The **SoccerNet Challenge** has played a pivotal role in advancing the field of **soccer video understanding**. By expanding the dataset to include more diverse matches, granular annotations, player tracking, and performance statistics, SoccerNet continues to push the boundaries of what is possible in automated sports video analysis.

Winning solutions from the SoccerNet Challenge have incorporated a range of techniques, from deep learning models to attention mechanisms and multimodal data integration.
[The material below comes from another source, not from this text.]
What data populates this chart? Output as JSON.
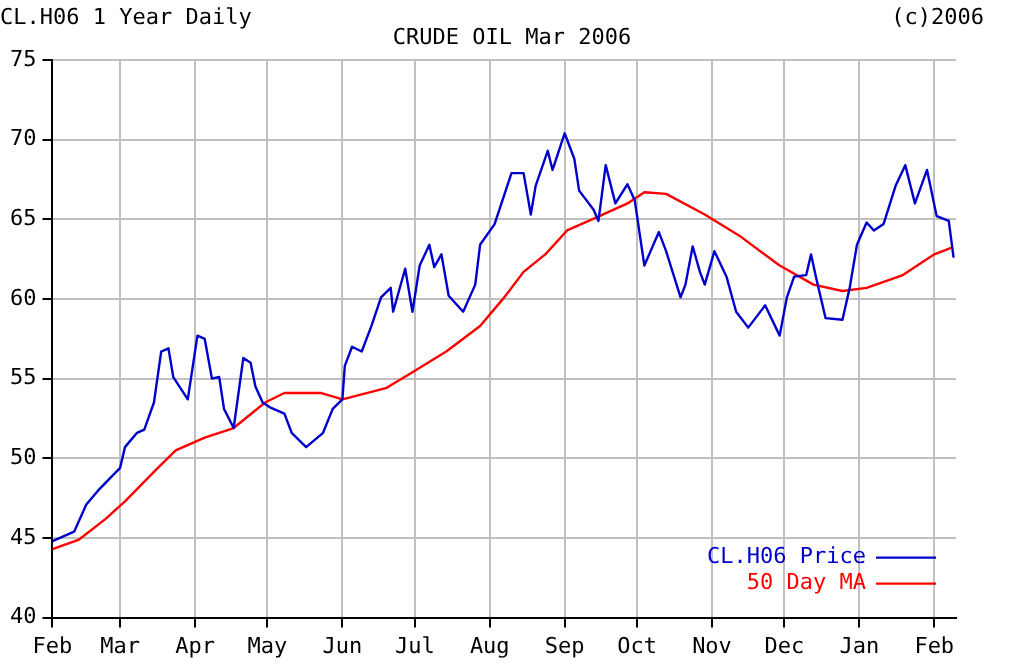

These advances have made great strides toward developing practical applications such as **automated highlight generation** and **real-time action spotting**. As the challenge continues to grow and the dataset expands, future solutions will likely incorporate even more sophisticated models that understand the broader context of soccer, including tactical formations, emotional moments, and fan interactions.

The continuous evolution of **SoccerNet** promises not only to enhance **automated highlight generation** but also to drive further innovations in **sports analytics** and **video-based AI**.